27. MORE EXPERIMENTS IN DIETETICS
 

     I was anxious to observe brahmacharya in thought, word, and deed, and equally anxious to devote the maximum of time to the Satyagraha struggle and fit myself for it by cultivating purity. I was therefore led to make further changes, and to impose greater restraints upon myself in the matter of food. The motive for the previous changes had been largely hygienic, but the new experiments were made from a religious standpoint.

    Fasting and restriction in diet now played a more important part in my life. Passion in man is generally co-existent with a hankering after the pleasures of the palate. And so it was with me. I have encountered many difficulties in trying to control passion as well as taste, and I cannot claim even now to have brought them under complete subjection. I have considered myself to be a heavy eater. What friends have thought to be my restraint has never appeared to me in that light. If I had failed to develop restraint to the extent that I have, I should have descended lower than the beasts and met my doom long ago. However, as I had adequately realized my shortcomings, I made great efforts to get rid of them, and thanks to this endeavour I have all these years pulled on with my body and put in with it my share of work.

    Being conscious of my weakness, and unexpectedly coming in contact with congenial company, I began to take an exclusive fruit diet or to fast on the Ekadashi day, and also to observe Janmashtami and similar holidays.

    I began with a fruit diet, but from the standpoint of restraint I did not find much to choose between a fruit diet and a diet of food grains. I observed that the same indulgence of taste was possible with the former as with the latter, and even more, when one got accustomed to it. I therefore came to attach greater importance to fasting or having only one meal a day on holidays. And if there was some occasion for penance or the like, I gladly utilized it too for the purpose of fasting.

    But I also saw that, the body now being drained more effectively, the food yielded greater relish, and the appetite grew keener. It dawned upon me that fasting could be made as powerful a weapon of indulgence as of restraint.

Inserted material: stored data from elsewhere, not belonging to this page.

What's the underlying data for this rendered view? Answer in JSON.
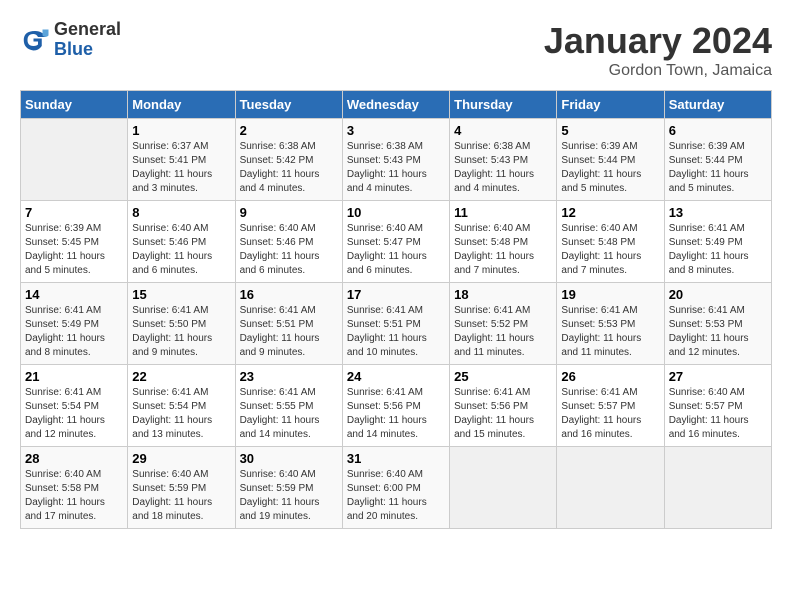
{
  "header": {
    "logo_general": "General",
    "logo_blue": "Blue",
    "month_title": "January 2024",
    "location": "Gordon Town, Jamaica"
  },
  "days_of_week": [
    "Sunday",
    "Monday",
    "Tuesday",
    "Wednesday",
    "Thursday",
    "Friday",
    "Saturday"
  ],
  "weeks": [
    [
      {
        "day": "",
        "sunrise": "",
        "sunset": "",
        "daylight": ""
      },
      {
        "day": "1",
        "sunrise": "Sunrise: 6:37 AM",
        "sunset": "Sunset: 5:41 PM",
        "daylight": "Daylight: 11 hours and 3 minutes."
      },
      {
        "day": "2",
        "sunrise": "Sunrise: 6:38 AM",
        "sunset": "Sunset: 5:42 PM",
        "daylight": "Daylight: 11 hours and 4 minutes."
      },
      {
        "day": "3",
        "sunrise": "Sunrise: 6:38 AM",
        "sunset": "Sunset: 5:43 PM",
        "daylight": "Daylight: 11 hours and 4 minutes."
      },
      {
        "day": "4",
        "sunrise": "Sunrise: 6:38 AM",
        "sunset": "Sunset: 5:43 PM",
        "daylight": "Daylight: 11 hours and 4 minutes."
      },
      {
        "day": "5",
        "sunrise": "Sunrise: 6:39 AM",
        "sunset": "Sunset: 5:44 PM",
        "daylight": "Daylight: 11 hours and 5 minutes."
      },
      {
        "day": "6",
        "sunrise": "Sunrise: 6:39 AM",
        "sunset": "Sunset: 5:44 PM",
        "daylight": "Daylight: 11 hours and 5 minutes."
      }
    ],
    [
      {
        "day": "7",
        "sunrise": "Sunrise: 6:39 AM",
        "sunset": "Sunset: 5:45 PM",
        "daylight": "Daylight: 11 hours and 5 minutes."
      },
      {
        "day": "8",
        "sunrise": "Sunrise: 6:40 AM",
        "sunset": "Sunset: 5:46 PM",
        "daylight": "Daylight: 11 hours and 6 minutes."
      },
      {
        "day": "9",
        "sunrise": "Sunrise: 6:40 AM",
        "sunset": "Sunset: 5:46 PM",
        "daylight": "Daylight: 11 hours and 6 minutes."
      },
      {
        "day": "10",
        "sunrise": "Sunrise: 6:40 AM",
        "sunset": "Sunset: 5:47 PM",
        "daylight": "Daylight: 11 hours and 6 minutes."
      },
      {
        "day": "11",
        "sunrise": "Sunrise: 6:40 AM",
        "sunset": "Sunset: 5:48 PM",
        "daylight": "Daylight: 11 hours and 7 minutes."
      },
      {
        "day": "12",
        "sunrise": "Sunrise: 6:40 AM",
        "sunset": "Sunset: 5:48 PM",
        "daylight": "Daylight: 11 hours and 7 minutes."
      },
      {
        "day": "13",
        "sunrise": "Sunrise: 6:41 AM",
        "sunset": "Sunset: 5:49 PM",
        "daylight": "Daylight: 11 hours and 8 minutes."
      }
    ],
    [
      {
        "day": "14",
        "sunrise": "Sunrise: 6:41 AM",
        "sunset": "Sunset: 5:49 PM",
        "daylight": "Daylight: 11 hours and 8 minutes."
      },
      {
        "day": "15",
        "sunrise": "Sunrise: 6:41 AM",
        "sunset": "Sunset: 5:50 PM",
        "daylight": "Daylight: 11 hours and 9 minutes."
      },
      {
        "day": "16",
        "sunrise": "Sunrise: 6:41 AM",
        "sunset": "Sunset: 5:51 PM",
        "daylight": "Daylight: 11 hours and 9 minutes."
      },
      {
        "day": "17",
        "sunrise": "Sunrise: 6:41 AM",
        "sunset": "Sunset: 5:51 PM",
        "daylight": "Daylight: 11 hours and 10 minutes."
      },
      {
        "day": "18",
        "sunrise": "Sunrise: 6:41 AM",
        "sunset": "Sunset: 5:52 PM",
        "daylight": "Daylight: 11 hours and 11 minutes."
      },
      {
        "day": "19",
        "sunrise": "Sunrise: 6:41 AM",
        "sunset": "Sunset: 5:53 PM",
        "daylight": "Daylight: 11 hours and 11 minutes."
      },
      {
        "day": "20",
        "sunrise": "Sunrise: 6:41 AM",
        "sunset": "Sunset: 5:53 PM",
        "daylight": "Daylight: 11 hours and 12 minutes."
      }
    ],
    [
      {
        "day": "21",
        "sunrise": "Sunrise: 6:41 AM",
        "sunset": "Sunset: 5:54 PM",
        "daylight": "Daylight: 11 hours and 12 minutes."
      },
      {
        "day": "22",
        "sunrise": "Sunrise: 6:41 AM",
        "sunset": "Sunset: 5:54 PM",
        "daylight": "Daylight: 11 hours and 13 minutes."
      },
      {
        "day": "23",
        "sunrise": "Sunrise: 6:41 AM",
        "sunset": "Sunset: 5:55 PM",
        "daylight": "Daylight: 11 hours and 14 minutes."
      },
      {
        "day": "24",
        "sunrise": "Sunrise: 6:41 AM",
        "sunset": "Sunset: 5:56 PM",
        "daylight": "Daylight: 11 hours and 14 minutes."
      },
      {
        "day": "25",
        "sunrise": "Sunrise: 6:41 AM",
        "sunset": "Sunset: 5:56 PM",
        "daylight": "Daylight: 11 hours and 15 minutes."
      },
      {
        "day": "26",
        "sunrise": "Sunrise: 6:41 AM",
        "sunset": "Sunset: 5:57 PM",
        "daylight": "Daylight: 11 hours and 16 minutes."
      },
      {
        "day": "27",
        "sunrise": "Sunrise: 6:40 AM",
        "sunset": "Sunset: 5:57 PM",
        "daylight": "Daylight: 11 hours and 16 minutes."
      }
    ],
    [
      {
        "day": "28",
        "sunrise": "Sunrise: 6:40 AM",
        "sunset": "Sunset: 5:58 PM",
        "daylight": "Daylight: 11 hours and 17 minutes."
      },
      {
        "day": "29",
        "sunrise": "Sunrise: 6:40 AM",
        "sunset": "Sunset: 5:59 PM",
        "daylight": "Daylight: 11 hours and 18 minutes."
      },
      {
        "day": "30",
        "sunrise": "Sunrise: 6:40 AM",
        "sunset": "Sunset: 5:59 PM",
        "daylight": "Daylight: 11 hours and 19 minutes."
      },
      {
        "day": "31",
        "sunrise": "Sunrise: 6:40 AM",
        "sunset": "Sunset: 6:00 PM",
        "daylight": "Daylight: 11 hours and 20 minutes."
      },
      {
        "day": "",
        "sunrise": "",
        "sunset": "",
        "daylight": ""
      },
      {
        "day": "",
        "sunrise": "",
        "sunset": "",
        "daylight": ""
      },
      {
        "day": "",
        "sunrise": "",
        "sunset": "",
        "daylight": ""
      }
    ]
  ]
}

Many similar later experiences of mine as well as of others can be adduced as evidence of this startling fact. I wanted to improve and train my body, but as my chief object now was to achieve restraint and a conquest of the palate, I selected first one food and then another, and at the same time restricted the amount. But the relish was after me, as it were. As I gave up one thing and took up another, this latter afforded me a fresher and greater relish than its predecessor.

    In making these experiments I had several companions, the chief of whom was Hermann Kallenbach. I have already written about this friend in the history of Satyagraha in South Africa, and will not go over the same ground here. Mr. Kallenbach was always with me, whether in fasting or in dietetic changes. I lived with him at his own place when the Satyagraha struggle was at its height. We discussed our changes in food, and derived more pleasure from the new diet than from the old. Talk of this nature sounded quite pleasant in those days, and did not strike me as at all improper. Experience has taught me, however, that it was wrong to have dwelt upon the relish of food. One should eat not in order to please the palate, but just to keep the body going. When each organ of sense subserves the body, and through the body the soul, its special relish disappears, and then alone does it begin to function in the way nature intended it to do.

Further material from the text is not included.